Medicine type A

$n_a=5\\\bar x_a={\sum x\over n_a}={230\over5}=46$

$s_a^2={\sum x^2-{(\sum x)^2\over n_a}\over n_a-1}={10870-10580\over4}=72.5$

Medicine type B

$n_b=5\\\bar x_b={\sum x\over n_b}={235\over5}=47$

$s_b^2={\sum x^2-{(\sum x)^2\over n_b}\over n_b-1}={11601-11045\over4}=139$

Before we go to test the means first we have to test their variability using F-test.

We test,

$H_0:\sigma_1^2=\sigma_2^2\\vs\\H_1:\sigma_1^2\not=\sigma_2^2$

The test statistic is,

$F_c={s_b^2\over s_a^2}={139\over72.5}=1.91724138$

The table value is,

$F_{\alpha,n_b-1,n_a-1}=F_{0.05,4,4}=6.388233$ and we reject the null hypothesis if $F_c\gt F_{\alpha,n_b-1,n_a-1}$

Since $F_c=1.91724138\lt F_{0.05,4,4}=6.388233$, we accept the null hypothesis that the population variances for medicine type A and medicine type B are equal.

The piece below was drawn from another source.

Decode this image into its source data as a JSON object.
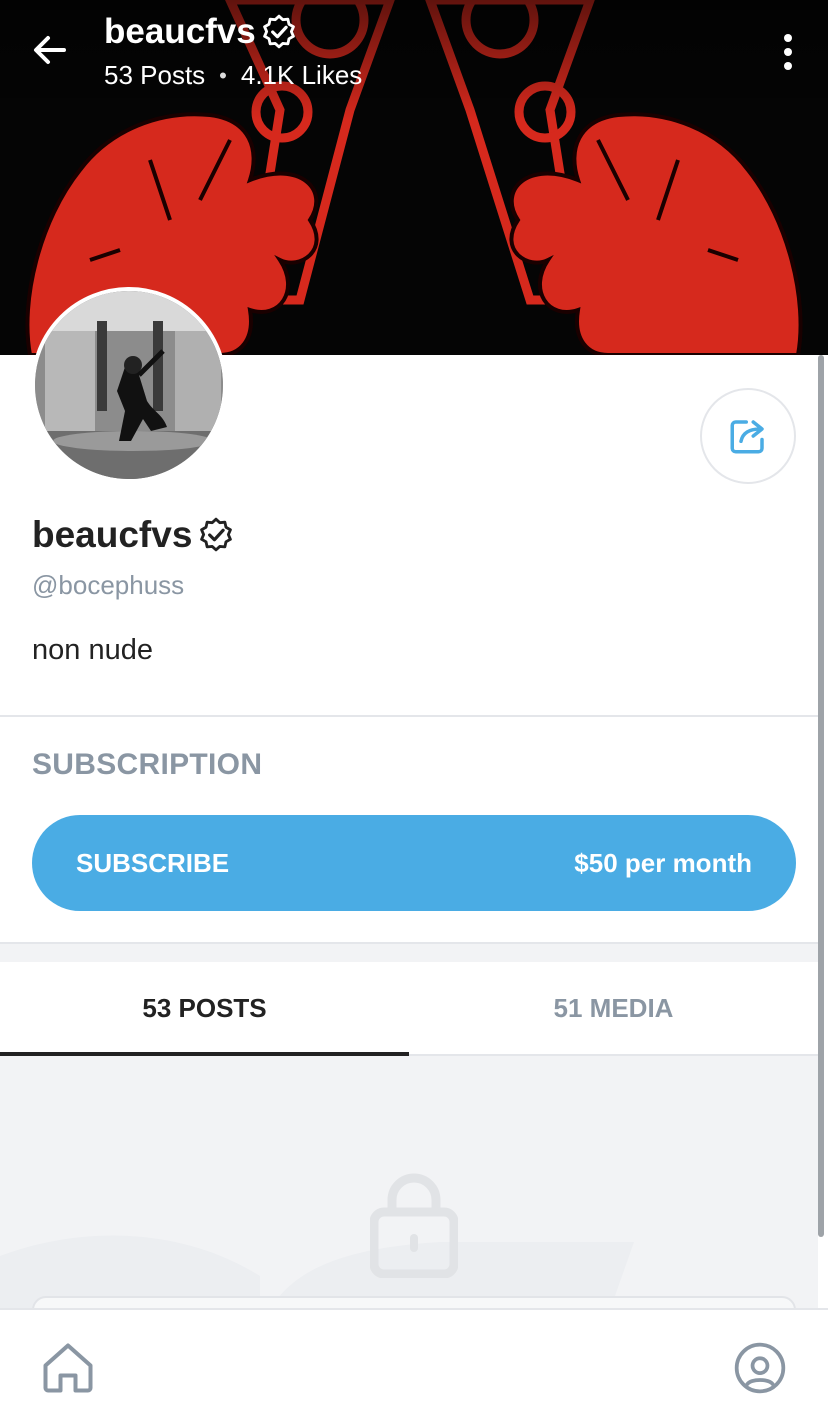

We now proceed to test whether the difference in means is significant.

The hypothesis tested are,

$H_0:\mu_a=\mu_b\\vs\\H_1:\mu_a\not=\mu_b$  

The test statistic is,

$t_c={(\bar x_a-\bar x_b)\over \sqrt{sp^2({1\over n_a}+{1\over n_b})}}$

where $sp^2$ is the pooled sample variance given as,

$sp^2={(n_a-1)s_a^2+(n_b-1)s_b^2\over n_a+n_b-2}={(4\times72.5)+(4\times139)\over8}={846\over8}=105.75$

Therefore,

$t_c={(46-47)\over \sqrt{105.75({1\over 5}+{1\over 5})}}={-1\over6.5038}=-0.1538$

$t_c$ is compared with the table value at $\alpha=0.05$ with $n_a+n_b-2=5+5-2=8$ degrees of freedom.

The table value is,

$t_{{0.05\over2},8}=t_{0.025,8}=2.306004$

The null hypothesis is rejected if $|t_c|\gt t_{0.025,8}.$

Now,

$|t_c|=0.1538\lt t_{0.025,8}=2.306004,$ and we fail to reject the null hypothesis and conclude that there is no sufficient evidence to show that the  two medicines differ significantly with regard to their effect and increasing weight at 5% significance level.